O Centro das nossas desatenções
Apaixonado pelo Rio de janeiro, o baiano Antônio Torres já transformou a cidade em personagem – mais do que em cenário – de alguns de seus principais romances, como Um táxi para Viena d’Áustria, Meu querido canibal e O nobre sequestrador. Em suas caminhadas pelo Centro do Rio, perambulando por becos, bares, lugares históricos, encontrou capítulos inteiros da história do Brasil por todos os cantos. E dessas deambulações surgiu O Centro das nossas desatenções, um olhar de escritor encantado por aquilo que a multidão que circula pelo bairro diariamente, em meio à correria cotidiana, não vê: a poesia e a beleza que se espalham pelo coração da cidade de São Sebastião do Rio de Janeiro.

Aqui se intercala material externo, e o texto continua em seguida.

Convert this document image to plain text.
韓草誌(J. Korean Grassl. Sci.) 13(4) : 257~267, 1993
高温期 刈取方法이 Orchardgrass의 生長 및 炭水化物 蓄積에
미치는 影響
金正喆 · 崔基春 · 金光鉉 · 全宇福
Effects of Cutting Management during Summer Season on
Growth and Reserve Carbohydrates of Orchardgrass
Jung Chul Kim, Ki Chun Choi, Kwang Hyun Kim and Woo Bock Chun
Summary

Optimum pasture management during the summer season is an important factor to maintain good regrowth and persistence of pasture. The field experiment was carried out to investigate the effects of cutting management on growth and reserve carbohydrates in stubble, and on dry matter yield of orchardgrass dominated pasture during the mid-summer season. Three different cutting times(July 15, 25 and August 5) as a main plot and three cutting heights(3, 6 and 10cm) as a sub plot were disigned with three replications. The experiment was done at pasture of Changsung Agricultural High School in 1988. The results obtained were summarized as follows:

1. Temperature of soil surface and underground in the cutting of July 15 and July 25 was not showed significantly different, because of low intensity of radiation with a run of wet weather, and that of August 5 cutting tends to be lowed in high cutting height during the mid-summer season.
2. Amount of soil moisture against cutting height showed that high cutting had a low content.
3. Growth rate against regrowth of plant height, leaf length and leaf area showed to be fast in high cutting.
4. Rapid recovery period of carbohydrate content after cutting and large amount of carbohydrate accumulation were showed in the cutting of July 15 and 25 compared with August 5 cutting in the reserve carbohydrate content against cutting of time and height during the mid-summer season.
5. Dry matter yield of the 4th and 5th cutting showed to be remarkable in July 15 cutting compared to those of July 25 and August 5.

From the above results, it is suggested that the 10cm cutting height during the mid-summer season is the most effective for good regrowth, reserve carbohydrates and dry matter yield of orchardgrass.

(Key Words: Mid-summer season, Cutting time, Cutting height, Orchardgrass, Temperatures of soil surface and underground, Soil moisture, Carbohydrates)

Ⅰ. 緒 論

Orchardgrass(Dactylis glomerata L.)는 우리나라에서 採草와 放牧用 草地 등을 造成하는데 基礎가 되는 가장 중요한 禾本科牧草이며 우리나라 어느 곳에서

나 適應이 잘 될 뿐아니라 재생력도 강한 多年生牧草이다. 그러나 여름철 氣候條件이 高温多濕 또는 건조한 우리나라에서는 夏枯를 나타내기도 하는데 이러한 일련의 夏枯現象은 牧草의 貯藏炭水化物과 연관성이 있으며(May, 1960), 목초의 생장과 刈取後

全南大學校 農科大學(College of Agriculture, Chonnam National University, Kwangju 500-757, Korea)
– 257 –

Publicado originalmente em 1996, como parte da coleção Cantos do Rio, da Rio-Arte, instituto da Secretaria de Cultura do Município do Rio de Janeiro, O Centro das nossas desatenções é relançado pela Editora Record, em projeto novo e recheado de ilustrações, na ocasião dos 450 anos da cidade do Rio de Janeiro, que encontrou nesse baiano de Junco um dos seus maiores cronistas.
Selo Oficial Rio 450 anos
Livros que receberam o selo oficial dos 450 anos do Rio de Janeiro por sua ligação com a história da cidade
Meu Querido Canibal (11ª edição)
Antônio Torres narra, em um romance enxuto, o processo de ocupação do Brasil pelos colonizadores portugueses. Ou, por outras vias, a luta inglória dos índios brasileiros pela manutenção de sua terra e liberdade.

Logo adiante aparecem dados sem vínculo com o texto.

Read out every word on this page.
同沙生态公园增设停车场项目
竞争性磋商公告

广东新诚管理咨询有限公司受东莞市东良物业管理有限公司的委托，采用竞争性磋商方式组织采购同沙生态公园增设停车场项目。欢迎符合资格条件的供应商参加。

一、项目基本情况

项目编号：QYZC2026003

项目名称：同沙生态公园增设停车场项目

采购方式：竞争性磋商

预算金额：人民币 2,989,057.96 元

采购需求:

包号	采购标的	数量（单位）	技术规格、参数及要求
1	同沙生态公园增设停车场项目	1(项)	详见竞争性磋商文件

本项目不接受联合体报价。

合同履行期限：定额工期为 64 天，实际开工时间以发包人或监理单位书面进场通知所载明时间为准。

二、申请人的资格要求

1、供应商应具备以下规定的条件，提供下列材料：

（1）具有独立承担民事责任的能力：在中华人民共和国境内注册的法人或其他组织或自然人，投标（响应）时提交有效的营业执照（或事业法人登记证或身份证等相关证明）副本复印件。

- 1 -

Num relato ágil e bem humorado, apesar do tema trágico, o narrador concentra-se no primeiro século da colonização, mais especificamente nos anos imediatamente anteriores e posteriores a 1557, data da morte de Cunhambebe, o “querido canibal” a que se refere o título da obra. Cunhambebe, cujo nome quer dizer “língua que corre rasteira” ou, mais simplesmente, homem de fala mansa, foi chefe dos tupinambás, tribo que se aliou aos franceses e combateu ferozmente os colonizadores portugueses. Dono de impressionante força física e de uma valentia a toda prova, Cunhambebe construiu sua legenda com sangue. Dava combate sem trégua a seus inimigos, fossem eles índios de tribos vizinhas que disputavam seu território ou fossem os portugueses, que chamava de “perós” (ferozes), por quererem fazer os índios de escravos. Torres aponta-o como o maior, o mais forte e o mais temido chefe indígena brasileiro de que se tem registro, imbatível nas artes da guerra, que justiçava os inimigos com impressionante crueldade e os devorava.

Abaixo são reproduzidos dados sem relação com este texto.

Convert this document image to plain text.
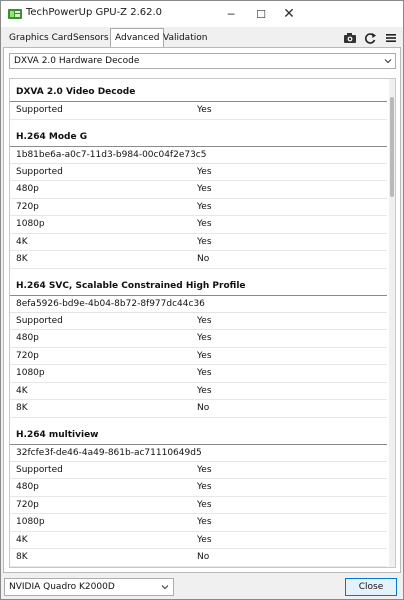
TechPowerUp GPU-Z 2.62.0	─ ☐ ✕
Graphics Card Sensors Advanced Validation
DXVA 2.0 Hardware Decode
DXVA 2.0 Video Decode
Supported	Yes
H.264 Mode G
1b81be6a-a0c7-11d3-b984-00c04f2e73c5
Supported	Yes
480p	Yes
720p	Yes
1080p	Yes
4K	Yes
8K	No
H.264 SVC, Scalable Constrained High Profile
8efa5926-bd9e-4b04-8b72-8f977dc44c36
Supported	Yes
480p	Yes
720p	Yes
1080p	Yes
4K	Yes
8K	No
H.264 multiview
32fcfe3f-de46-4a49-861b-ac71110649d5
Supported	Yes
480p	Yes
720p	Yes
1080p	Yes
4K	Yes
8K	No
NVIDIA Quadro K2000D	Close
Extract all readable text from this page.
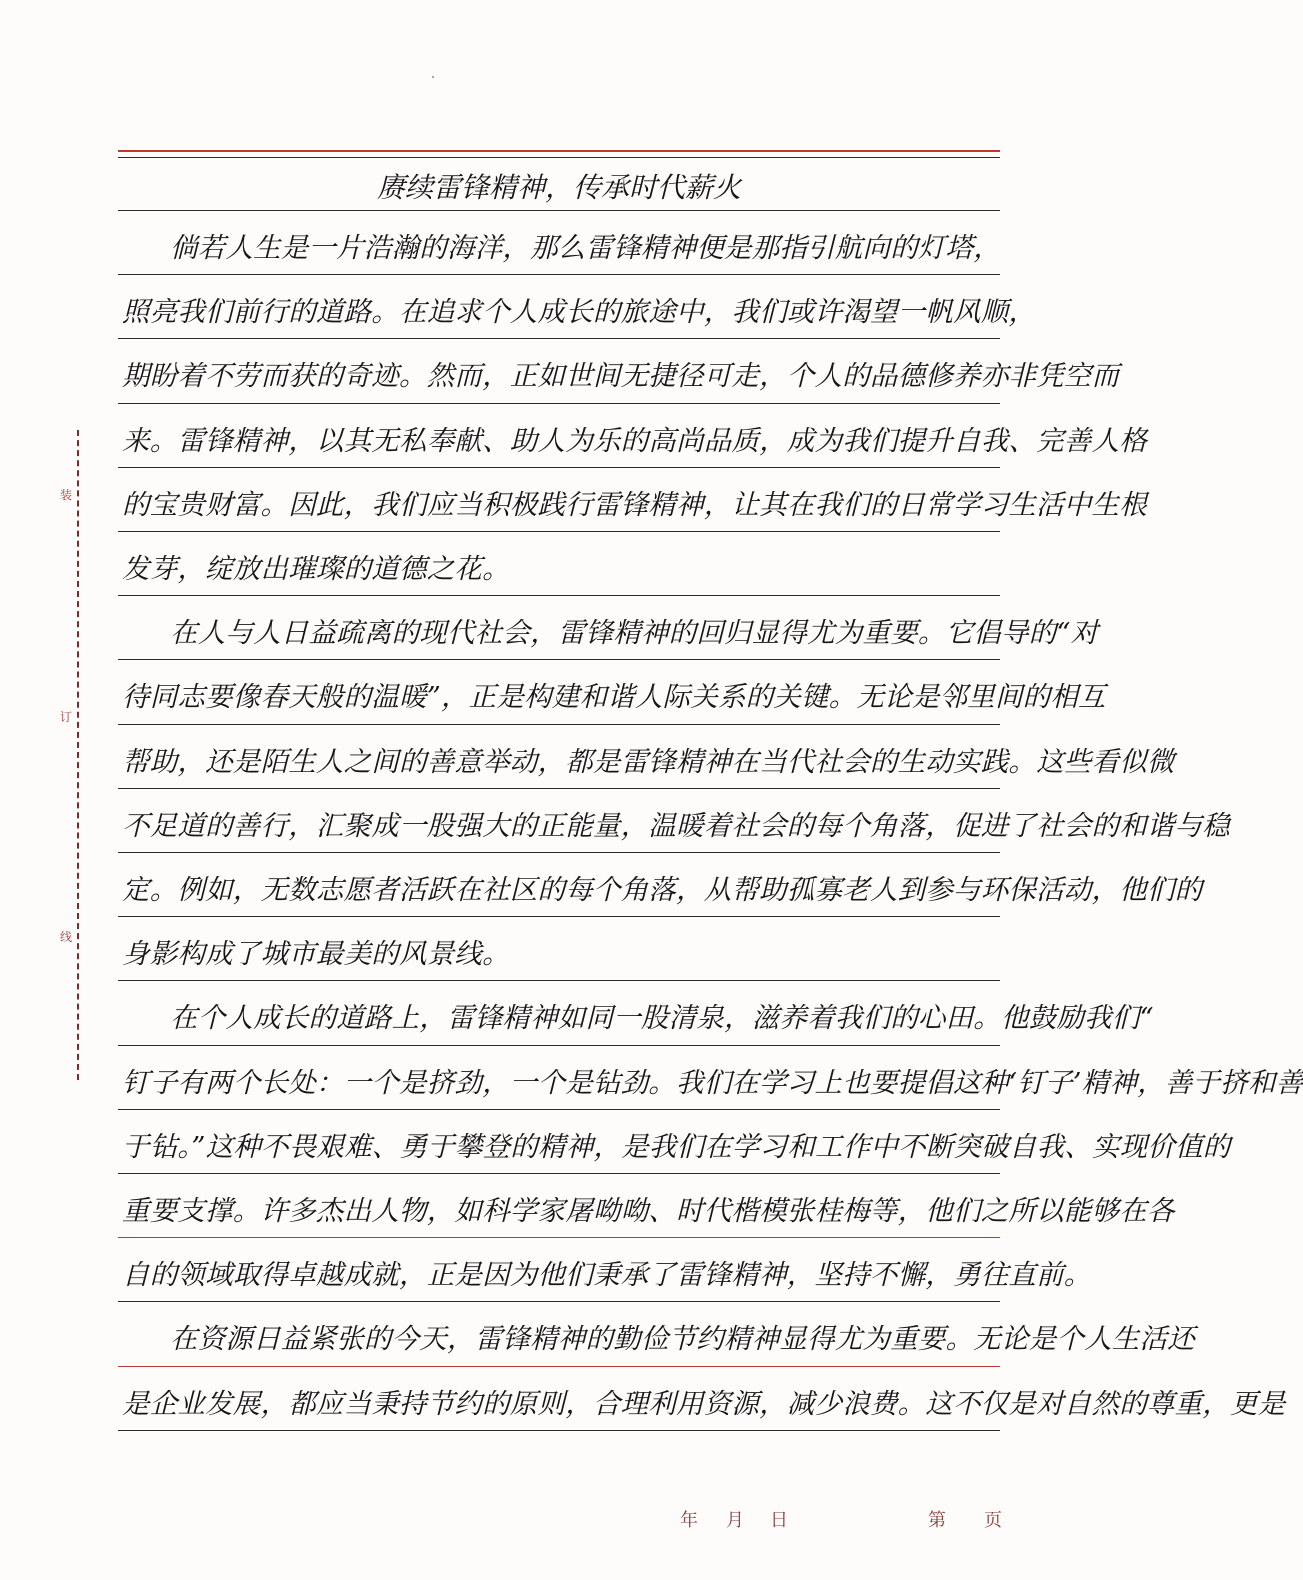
赓续雷锋精神，传承时代薪火
倘若人生是一片浩瀚的海洋，那么雷锋精神便是那指引航向的灯塔，
照亮我们前行的道路。在追求个人成长的旅途中，我们或许渴望一帆风顺，
期盼着不劳而获的奇迹。然而，正如世间无捷径可走，个人的品德修养亦非凭空而
来。雷锋精神，以其无私奉献、助人为乐的高尚品质，成为我们提升自我、完善人格
的宝贵财富。因此，我们应当积极践行雷锋精神，让其在我们的日常学习生活中生根
发芽，绽放出璀璨的道德之花。
在人与人日益疏离的现代社会，雷锋精神的回归显得尤为重要。它倡导的“对
待同志要像春天般的温暖”，正是构建和谐人际关系的关键。无论是邻里间的相互
帮助，还是陌生人之间的善意举动，都是雷锋精神在当代社会的生动实践。这些看似微
不足道的善行，汇聚成一股强大的正能量，温暖着社会的每个角落，促进了社会的和谐与稳
定。例如，无数志愿者活跃在社区的每个角落，从帮助孤寡老人到参与环保活动，他们的
身影构成了城市最美的风景线。
在个人成长的道路上，雷锋精神如同一股清泉，滋养着我们的心田。他鼓励我们“
钉子有两个长处：一个是挤劲，一个是钻劲。我们在学习上也要提倡这种‘钉子’精神，善于挤和善
于钻。”这种不畏艰难、勇于攀登的精神，是我们在学习和工作中不断突破自我、实现价值的
重要支撑。许多杰出人物，如科学家屠呦呦、时代楷模张桂梅等，他们之所以能够在各
自的领域取得卓越成就，正是因为他们秉承了雷锋精神，坚持不懈，勇往直前。
在资源日益紧张的今天，雷锋精神的勤俭节约精神显得尤为重要。无论是个人生活还
是企业发展，都应当秉持节约的原则，合理利用资源，减少浪费。这不仅是对自然的尊重，更是
装
订
线
年 月 日	第 页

Mas o herói da narrativa não é somente Cunhambebe. Some-se a ele a figura do chefe Aimberê, que reuniu vários chefes indígenas, inclusive Cunhambebe, na Confederação dos Tamoios, que tinha por objetivo resistir à invasão portuguesa e libertar os índios aprisionados. A Confederação dos Tamoios durou cerca de 12 anos, até que as tribos confederadas foram dizimadas pelo exército comandado por Mem de Sá, então governador do Brasil, em 1567. Durante esse período, entretanto, os confederados infenizaram a vida dos portugueses, e também conseguiram negociar com eles uma trégua provisória e a libertação dos índios escravizados, em troca da vida de Manuel da Nóbrega e José de Anchieta, feitos reféns pelos confederados. A esta altura da narrativa, mostra-se uma face pouco conhecida de Anchieta. Ele aparece não apenas como o autor de poemas e autos religiosos e incansável catequizador dos índios, que vai corajosamente negociar com eles e acaba sendo feito prisioneiro. Quando não consegue subjugar os selvagens pelas palavras, Anchieta põe em prática a tese do dominicano Juan Ginés de Sepúlveda, apresentada em uma reunião do Concílio de Trento realizada em Valadolid, na Espanha, em 1550, segundo a qual os selvagens que não se submetessem aos colonizadores cristãos deveriam, com justiça, ser exterminados. Partindo dessa premissa, Anchieta empenhou-se em convencer Mem de Sá sobre a necessidade de dizimar os tamoios, tribo que, em suas próprias palavras, constitui uma “brava e carniceira nação, cujas queixadas ainda estão cheias de carne dos portugueses”. E após os portugueses liquidarem a fatura, Anchieta exulta, ao comentar uma batalha, louvando a ação dos colonizadores: “Quem poderá contar os gestos heróicos do chefe à frente dos soldados, na imensa mata! Cento e sessenta as aldeias incendiadas, mil casas arruinadas pela chama devoradora, assolados os campos com suas riquezas, passado tudo ao fio da espada!”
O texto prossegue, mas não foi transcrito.